Quantum Mechanics - Orthonormal Basis integration and Kronecker delta

Question

Given that this integral I'm trying to solve is $$\frac{2}{\pi}\sum^{\infty}_{l=0}\sum^{l}_{m=-l}\int_{r=0}^{\infty}\int_{k=0}^{\infty} R_{nl}(r)b_{lm}(k)j_{l}(kr)k^2 r^2 \int_{\theta = 0}^{\pi}\int_{\phi=0}^{2\pi} Y^*_{lm}(\theta,\phi)Y_{l'm'}(\theta, \phi)\sin\theta d\phi d\theta dkdr$$ where $R_{nl}(r)$ is the Radial Wave Solution of the Hamiltonian of the Hydrogen atom, $b_{lm}(k)$ is a spectral function that depends on $k$, $j_l(kr)$ is the Spherical Bessel Function and $Y_{lm}(\theta, \phi)$ is the Spherical Harmonics.

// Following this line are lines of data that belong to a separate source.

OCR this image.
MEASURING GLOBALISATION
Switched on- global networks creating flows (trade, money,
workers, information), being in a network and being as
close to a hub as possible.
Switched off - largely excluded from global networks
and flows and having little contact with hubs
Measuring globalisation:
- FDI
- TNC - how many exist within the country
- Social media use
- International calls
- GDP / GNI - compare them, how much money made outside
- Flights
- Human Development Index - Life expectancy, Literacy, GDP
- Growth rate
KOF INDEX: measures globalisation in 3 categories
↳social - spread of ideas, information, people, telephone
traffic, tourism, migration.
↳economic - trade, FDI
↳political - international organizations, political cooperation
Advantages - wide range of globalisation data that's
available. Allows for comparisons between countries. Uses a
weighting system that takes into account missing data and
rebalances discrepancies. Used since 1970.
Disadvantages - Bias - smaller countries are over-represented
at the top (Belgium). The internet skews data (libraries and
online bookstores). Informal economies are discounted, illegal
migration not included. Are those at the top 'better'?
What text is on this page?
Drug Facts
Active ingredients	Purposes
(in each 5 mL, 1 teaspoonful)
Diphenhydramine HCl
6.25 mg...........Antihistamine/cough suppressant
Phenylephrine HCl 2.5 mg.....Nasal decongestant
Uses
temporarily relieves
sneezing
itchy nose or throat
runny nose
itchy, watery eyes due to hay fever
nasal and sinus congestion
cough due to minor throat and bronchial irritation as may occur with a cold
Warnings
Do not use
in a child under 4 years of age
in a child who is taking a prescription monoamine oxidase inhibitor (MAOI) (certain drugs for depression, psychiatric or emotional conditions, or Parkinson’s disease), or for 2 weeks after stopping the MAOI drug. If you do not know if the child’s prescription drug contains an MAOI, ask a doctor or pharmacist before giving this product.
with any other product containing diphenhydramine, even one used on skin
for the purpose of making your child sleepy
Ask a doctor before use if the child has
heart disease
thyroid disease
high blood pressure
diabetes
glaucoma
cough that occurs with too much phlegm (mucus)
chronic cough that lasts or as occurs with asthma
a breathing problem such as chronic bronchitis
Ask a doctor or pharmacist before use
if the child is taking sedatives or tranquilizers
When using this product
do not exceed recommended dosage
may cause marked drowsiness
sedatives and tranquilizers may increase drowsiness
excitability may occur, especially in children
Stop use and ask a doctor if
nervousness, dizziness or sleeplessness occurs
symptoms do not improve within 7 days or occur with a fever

Given the orthonormal relations of the Spherical Harmonics, the integral should technically then becomes $$\frac{2}{\pi}\sum^{\infty}_{l=0}\sum^{l}_{m=-l}\int_{r=0}^{\infty}\int_{k=0}^{\infty} R_{nl}(r)b_{lm}(k)j_{l}(kr)k^2 r^2 dkdr \delta_{ll'}\delta_{mm'}$$ I have a very simple question which is how does this integral usually proceed from here with the sums and Kronecker delta given that they are summing over two different indices, do the sums not just collapse to one term where $l=l'$ and $m=m'$?

Answer 1

They do indeed. Put another way: If you integrate a linear superposition of orthonormal basis functions with one of the basis functions, you get the coefficient of that basis function.